John J. Farrell, Puppet Theater

October-April 2000

In early 1980s, in the middle of a law school exam, John realized he wanted to make his life as a poet and sculptor. He walked out of the exam and, together with his wife Carol, co-founded the Figures of Speech Theater. The theater presents performances emphasizing the visual metaphor, myth and transformation through puppetry and live actors. The interaction of their puppets and actors, juxtaposed with shadow imagery and masked dance, challenges everyday conceptions of reality and enriches our notions of possibilities. John and Carol studied with a traditional puppet carver in Fukushima, then moved to Osaka to observe first-hand the performance practices of the National Bunraku Theater. They also visited other theaters, both puppet and conventional, as well as attend performances of “butoh”, “noh”, “kabuki” and experience the cultural milieu of Japan.

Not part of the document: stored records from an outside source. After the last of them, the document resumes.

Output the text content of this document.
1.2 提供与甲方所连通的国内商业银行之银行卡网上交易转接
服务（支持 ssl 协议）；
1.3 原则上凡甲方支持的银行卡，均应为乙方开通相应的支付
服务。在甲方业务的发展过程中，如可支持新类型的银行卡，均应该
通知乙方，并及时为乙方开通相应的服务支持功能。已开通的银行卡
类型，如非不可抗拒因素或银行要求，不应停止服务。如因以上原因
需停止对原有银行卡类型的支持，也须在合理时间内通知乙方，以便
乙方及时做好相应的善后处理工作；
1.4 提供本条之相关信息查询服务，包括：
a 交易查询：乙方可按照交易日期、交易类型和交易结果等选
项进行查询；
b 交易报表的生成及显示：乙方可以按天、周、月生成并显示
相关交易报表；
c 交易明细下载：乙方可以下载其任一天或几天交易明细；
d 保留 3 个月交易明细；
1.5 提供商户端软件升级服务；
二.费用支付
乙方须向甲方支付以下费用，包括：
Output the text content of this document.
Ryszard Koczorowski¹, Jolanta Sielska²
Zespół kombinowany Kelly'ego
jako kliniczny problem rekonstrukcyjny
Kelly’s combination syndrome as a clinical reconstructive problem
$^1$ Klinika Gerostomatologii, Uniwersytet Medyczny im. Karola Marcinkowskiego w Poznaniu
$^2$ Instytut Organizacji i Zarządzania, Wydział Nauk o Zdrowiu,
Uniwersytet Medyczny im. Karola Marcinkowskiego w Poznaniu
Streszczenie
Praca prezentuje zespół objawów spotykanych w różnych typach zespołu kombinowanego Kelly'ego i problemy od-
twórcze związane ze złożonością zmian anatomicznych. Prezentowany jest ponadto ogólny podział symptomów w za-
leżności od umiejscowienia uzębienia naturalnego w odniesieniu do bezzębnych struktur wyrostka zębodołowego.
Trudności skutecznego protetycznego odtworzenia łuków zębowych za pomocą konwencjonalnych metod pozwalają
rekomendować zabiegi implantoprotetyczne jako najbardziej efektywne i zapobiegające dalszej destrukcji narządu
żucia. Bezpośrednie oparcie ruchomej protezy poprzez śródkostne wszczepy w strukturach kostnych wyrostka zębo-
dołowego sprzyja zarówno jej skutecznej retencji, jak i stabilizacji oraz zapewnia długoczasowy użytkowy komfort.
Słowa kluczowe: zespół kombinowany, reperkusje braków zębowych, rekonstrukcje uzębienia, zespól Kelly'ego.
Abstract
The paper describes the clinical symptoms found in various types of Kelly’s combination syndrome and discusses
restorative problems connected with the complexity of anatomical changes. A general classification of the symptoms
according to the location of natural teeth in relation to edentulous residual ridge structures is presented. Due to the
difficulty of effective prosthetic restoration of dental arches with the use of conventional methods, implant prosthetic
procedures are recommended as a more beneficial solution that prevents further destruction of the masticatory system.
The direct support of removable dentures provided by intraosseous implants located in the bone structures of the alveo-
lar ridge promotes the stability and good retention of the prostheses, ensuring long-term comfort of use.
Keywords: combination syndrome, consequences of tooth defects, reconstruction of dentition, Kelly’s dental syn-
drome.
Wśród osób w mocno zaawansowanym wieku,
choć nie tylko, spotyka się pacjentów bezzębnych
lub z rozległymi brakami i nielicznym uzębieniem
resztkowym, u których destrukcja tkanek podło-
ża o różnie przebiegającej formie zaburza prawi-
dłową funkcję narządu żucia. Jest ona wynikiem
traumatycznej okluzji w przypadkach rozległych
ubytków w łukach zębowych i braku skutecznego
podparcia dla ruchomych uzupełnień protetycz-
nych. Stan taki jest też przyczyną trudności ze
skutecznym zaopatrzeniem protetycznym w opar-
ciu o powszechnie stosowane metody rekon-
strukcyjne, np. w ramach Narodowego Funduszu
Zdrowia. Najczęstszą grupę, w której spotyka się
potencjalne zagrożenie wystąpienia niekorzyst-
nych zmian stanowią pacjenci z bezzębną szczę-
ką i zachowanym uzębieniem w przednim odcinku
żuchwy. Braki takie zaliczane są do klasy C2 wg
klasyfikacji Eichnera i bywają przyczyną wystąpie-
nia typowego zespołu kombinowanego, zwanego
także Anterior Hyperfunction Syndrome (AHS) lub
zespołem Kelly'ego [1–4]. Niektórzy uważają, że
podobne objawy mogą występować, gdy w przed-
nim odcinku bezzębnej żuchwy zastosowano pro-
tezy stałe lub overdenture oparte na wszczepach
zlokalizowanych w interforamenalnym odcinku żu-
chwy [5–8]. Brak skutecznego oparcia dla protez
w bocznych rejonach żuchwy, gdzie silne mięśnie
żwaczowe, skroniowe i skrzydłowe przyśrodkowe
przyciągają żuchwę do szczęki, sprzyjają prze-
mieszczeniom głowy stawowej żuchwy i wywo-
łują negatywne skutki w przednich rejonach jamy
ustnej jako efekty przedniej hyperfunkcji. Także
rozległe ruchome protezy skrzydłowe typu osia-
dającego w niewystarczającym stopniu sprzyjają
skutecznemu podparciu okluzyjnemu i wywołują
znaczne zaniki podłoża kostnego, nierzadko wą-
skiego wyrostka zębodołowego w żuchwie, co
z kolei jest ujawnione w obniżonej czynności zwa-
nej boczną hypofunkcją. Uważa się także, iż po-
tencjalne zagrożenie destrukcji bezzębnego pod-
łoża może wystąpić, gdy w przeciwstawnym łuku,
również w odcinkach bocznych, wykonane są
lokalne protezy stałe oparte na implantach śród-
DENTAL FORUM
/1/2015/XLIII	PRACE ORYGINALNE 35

Kim Teru Yasuda, Installation Artist

January -July 2000

Her large-scale public art works, Kim Yasuda, a Japanese-Hawaiian raised by Japanese American parents, thinks a lot about the relationship between the inside and the outside; an element she considers much evident in Japanese architecture and landscape design. Her recent sculptural pieces have attempted to find ways to “domesticate” the natural landscape and, conversely, elevate the domestic to the monumental scale of nature. During her stay in Japan, Kim proposed a visual study of the spatial paradigms of Japanese landscape and architectural space. She was especially interested in the construction of space as it denotes public order, both sacred and secular.